My sister gave me Eat, Pray, Love by Elizabeth Gilbert for Passover. I have never read a book I like so slowly. But it is really hitting home in a lot of ways: it's about soul searching and self discovery. Sound familiar? I feel that I am on the road of redefining my life and exploring what I can do rather than what is expected of me. I don't care about traditional "success" anymore. Joseph Campbell would be proud of me. I am in search of my bliss; my own success of living fully.
In the book, the writer explains that she does not want her journey to Italy to be about men and relationships. This passage hit close to home:
"I have boundary issues with men. Or maybe that's not fair to say: To have issues with boundaries, one must have boundaries in the first place, right? But I disappear into the person I love. I am the permeable membrane, If I love you, you can have everything. You can have my time, my devotion, my ass, my money, my family, my dog, my dog's money, my dog's time--everything. If I love you, I will carry for you all your pain. I will assume for you all your debts (in every definition of the word). I will protect you from your own insecurity. I will project upon you all sorts of good qualities that you have never cultivated in yourself and I will buy presents for all your entire family. I will give you the sun and rain, and if they are not available, I will give you a sun check and a rain check. I will give you all this and more, until I get so exhausted and depleted that the only way I can recover my energy is by becoming infatuated with someone else."
That's how I was raised. I was taught that it's supposed to be like this. I am done. No one can break my heart any more.
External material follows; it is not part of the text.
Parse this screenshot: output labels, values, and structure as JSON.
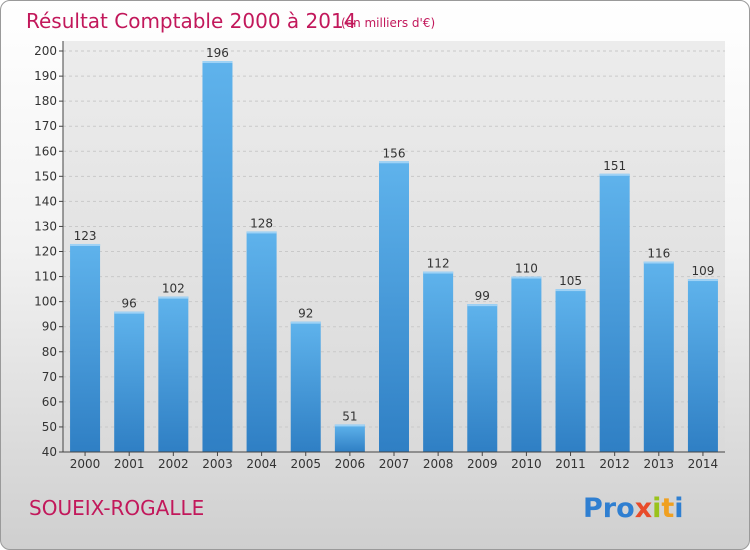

My heart is mine. I am setting my boundaries. Even though the movies tell you that you have to find someone to complete you; that's a bunch of horse shit. The only person who can complete me is me. What I have learned in the last 18 months is that I am so lucky to have my friends and family who are real people ... and they add to my life experience. The bond that links your true family is not one of blood, but of respect and joy in each other's life. Rarely do members of one family grow up under the same roof. There is still so much for me to un-learn ...
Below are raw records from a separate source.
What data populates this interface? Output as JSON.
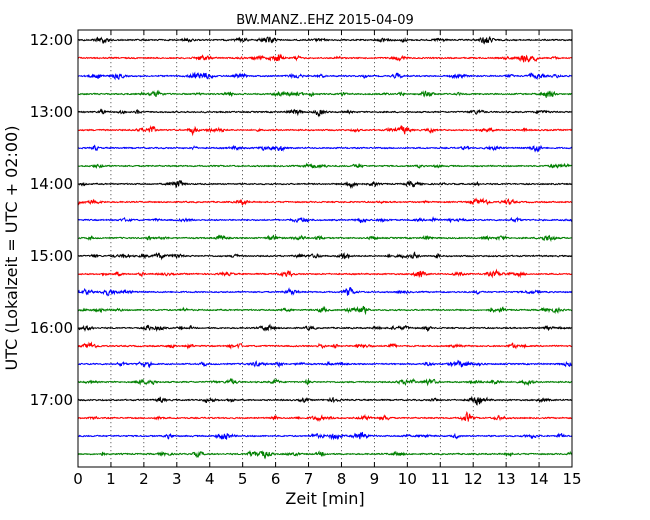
{
  "chart_data": {
    "type": "line",
    "title": "BW.MANZ..EHZ 2015-04-09",
    "xlabel": "Zeit  [min]",
    "ylabel": "UTC (Lokalzeit = UTC + 02:00)",
    "xlim": [
      0,
      15
    ],
    "x_ticks": [
      "0",
      "1",
      "2",
      "3",
      "4",
      "5",
      "6",
      "7",
      "8",
      "9",
      "10",
      "11",
      "12",
      "13",
      "14",
      "15"
    ],
    "y_ticks": [
      "12:00",
      "13:00",
      "14:00",
      "15:00",
      "16:00",
      "17:00"
    ],
    "grid": "vertical dotted",
    "trace_interval_min": 15,
    "colors": [
      "#000000",
      "#ff0000",
      "#0000ff",
      "#008000"
    ],
    "traces": [
      {
        "start": "12:00",
        "color": "#000000"
      },
      {
        "start": "12:15",
        "color": "#ff0000"
      },
      {
        "start": "12:30",
        "color": "#0000ff"
      },
      {
        "start": "12:45",
        "color": "#008000"
      },
      {
        "start": "13:00",
        "color": "#000000"
      },
      {
        "start": "13:15",
        "color": "#ff0000"
      },
      {
        "start": "13:30",
        "color": "#0000ff"
      },
      {
        "start": "13:45",
        "color": "#008000"
      },
      {
        "start": "14:00",
        "color": "#000000"
      },
      {
        "start": "14:15",
        "color": "#ff0000"
      },
      {
        "start": "14:30",
        "color": "#0000ff"
      },
      {
        "start": "14:45",
        "color": "#008000"
      },
      {
        "start": "15:00",
        "color": "#000000"
      },
      {
        "start": "15:15",
        "color": "#ff0000"
      },
      {
        "start": "15:30",
        "color": "#0000ff"
      },
      {
        "start": "15:45",
        "color": "#008000"
      },
      {
        "start": "16:00",
        "color": "#000000"
      },
      {
        "start": "16:15",
        "color": "#ff0000"
      },
      {
        "start": "16:30",
        "color": "#0000ff"
      },
      {
        "start": "16:45",
        "color": "#008000"
      },
      {
        "start": "17:00",
        "color": "#000000"
      },
      {
        "start": "17:15",
        "color": "#ff0000"
      },
      {
        "start": "17:30",
        "color": "#0000ff"
      },
      {
        "start": "17:45",
        "color": "#008000"
      }
    ]
  }
}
"I’ve come to believe that there exists in the universe something I call “... the rule of the Quest Physics maybe goes like this: “If you are brave enough to leave behind everything familiar and comforting (which can be anything from your house to your bitter old resentments) and set out on a truth-seeking journey (either externally or internally), and if you are truly willing to regard everything that happens to you on that journey as a clue, and if you accept everyone you meet along the way as a teacher, and if you are prepared – most of all – to face (and forgive) some very difficult realities about yourself….then truth will not be withheld from you.” Or so I’ve come to believe. I can’t help but believe it, given my experience."